Contrary to past tech bubbles, stocks leading the AI rally are trading at significantly lower levels. Additionally, Oppenheimer highlighted that today’s AI companies are already profitable and generating cash. This indicates a strong foundation and sound business fundamentals within the AI sector.
The release of ChatGPT in the past year has ignited a surge in demand for generative AI, as industries spanning from banking to education to entertainment recognize its disruptive potential. Citigroup Inc. (NYSE:C) strategists anticipate that the impact of AI will be widespread across businesses within a short span of two years, positioning it as the “new growth thing” in the stock market.
This surge of interest and excitement has sparked a race to identify the early winners in the AI landscape. One standout example is chipmaker Nvidia Corp. (NASDAQ:NVDA), whose shares have risen by more than 230% year-to-date. Drawing upon their expertise, Goldman’s analysts have curated a selection of companies that exhibit significant long-term potential for boosting earnings per share through AI. Their analysis suggests that the median stock within this index could witness a remarkable 72% growth in profits compared to a baseline scenario.
Goldman Sachs’ optimistic outlook contrasts though with the more cautious stance adopted by other investment banks. Strategists at Bank of America (NYSE:BAC) have cautioned that AI alone will not shield technology stocks from the effects of persistently high interest rates, while Morgan Stanley (NYSE:MS) has suggested that the market bubble is approaching its zenith.
According to Goldman, a key challenge lies in determining the true value of the benefits derived from AI, alongside the task of identifying the winners and losers.

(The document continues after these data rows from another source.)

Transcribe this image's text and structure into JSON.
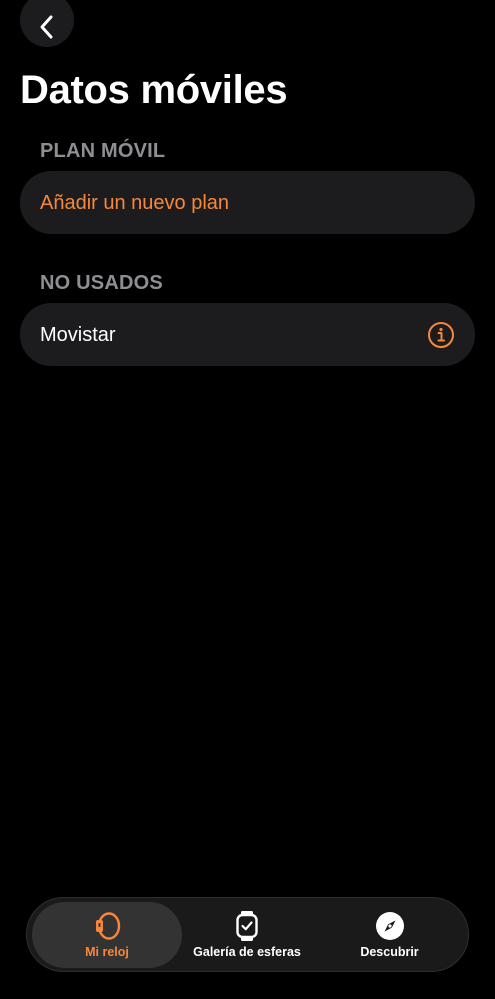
{
  "header": {
    "title": "Datos móviles"
  },
  "sections": {
    "plan": {
      "header": "PLAN MÓVIL",
      "add_plan_label": "Añadir un nuevo plan"
    },
    "unused": {
      "header": "NO USADOS",
      "carrier_label": "Movistar"
    }
  },
  "tab_bar": {
    "tabs": [
      {
        "label": "Mi reloj",
        "icon": "watch-side-icon",
        "active": true
      },
      {
        "label": "Galería de esferas",
        "icon": "watch-face-icon",
        "active": false
      },
      {
        "label": "Descubrir",
        "icon": "compass-icon",
        "active": false
      }
    ]
  },
  "colors": {
    "accent": "#f7883a",
    "background": "#000000",
    "row_background": "#1c1c1e",
    "section_header": "#8e8e93"
  }
}
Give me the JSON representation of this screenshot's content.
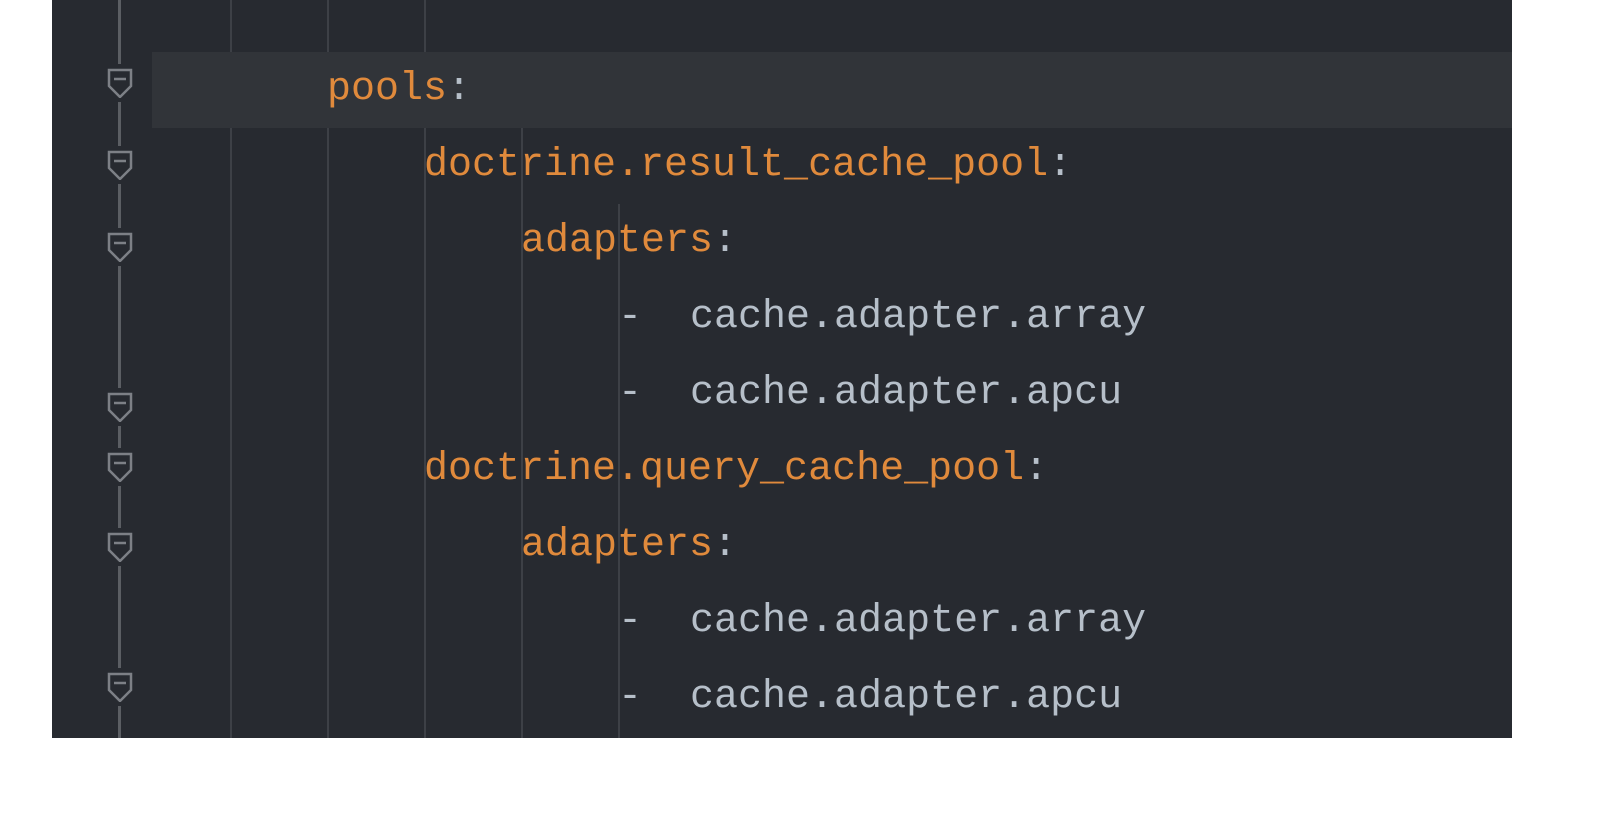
{
  "lines": {
    "l1_key": "pools",
    "l1_colon": ":",
    "l2_key": "doctrine.result_cache_pool",
    "l2_colon": ":",
    "l3_key": "adapters",
    "l3_colon": ":",
    "l4_dash": "-",
    "l4_val": "cache.adapter.array",
    "l5_dash": "-",
    "l5_val": "cache.adapter.apcu",
    "l6_key": "doctrine.query_cache_pool",
    "l6_colon": ":",
    "l7_key": "adapters",
    "l7_colon": ":",
    "l8_dash": "-",
    "l8_val": "cache.adapter.array",
    "l9_dash": "-",
    "l9_val": "cache.adapter.apcu"
  }
}
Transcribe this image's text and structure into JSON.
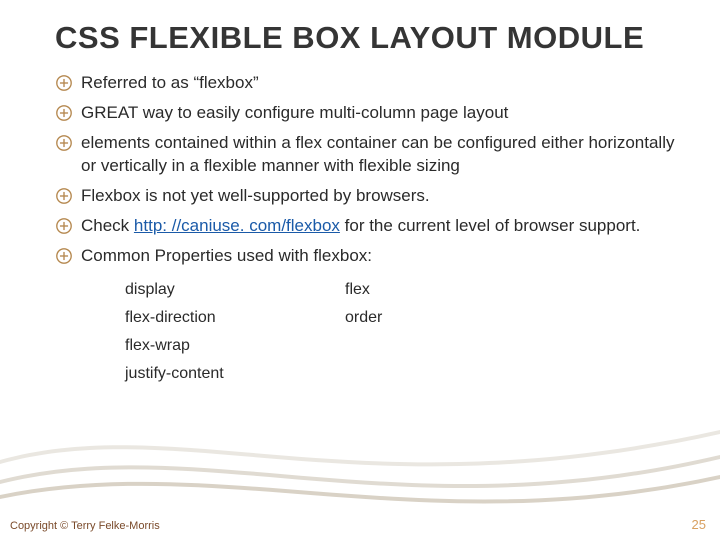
{
  "title": "CSS FLEXIBLE BOX LAYOUT MODULE",
  "bullets": [
    {
      "text": "Referred to as “flexbox”"
    },
    {
      "text": "GREAT way to easily configure multi-column page layout"
    },
    {
      "text": "elements contained within a flex container can be configured either horizontally or vertically in a flexible manner with flexible sizing"
    },
    {
      "text": "Flexbox is not yet well-supported by browsers."
    },
    {
      "prefix": "Check ",
      "link_text": "http: //caniuse. com/flexbox",
      "link_href": "http://caniuse.com/flexbox",
      "suffix": " for the current level of browser support."
    },
    {
      "text": "Common Properties used with flexbox:"
    }
  ],
  "props_col1": [
    "display",
    "flex-direction",
    "flex-wrap",
    "justify-content"
  ],
  "props_col2": [
    "flex",
    "order"
  ],
  "copyright": "Copyright © Terry Felke-Morris",
  "page_number": "25",
  "colors": {
    "accent": "#b5884f",
    "link": "#1a5aa8"
  }
}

“Given the valuations of the dominant incumbent companies are high but not excessive, we believe we are still generally in the first phase of a typical technology wave,” the strategists wrote, noting that “[i]f this is the case, it suggests there will be further emergence of new entrants in the space and still higher valuations in this part of the market.”
Goldman’s Oppenheimer accurately predicted the stock market downturn last year. However, his belief in June that the stock rally of 2023 would be limited by higher interest rates and valuations has not yet come to fruition.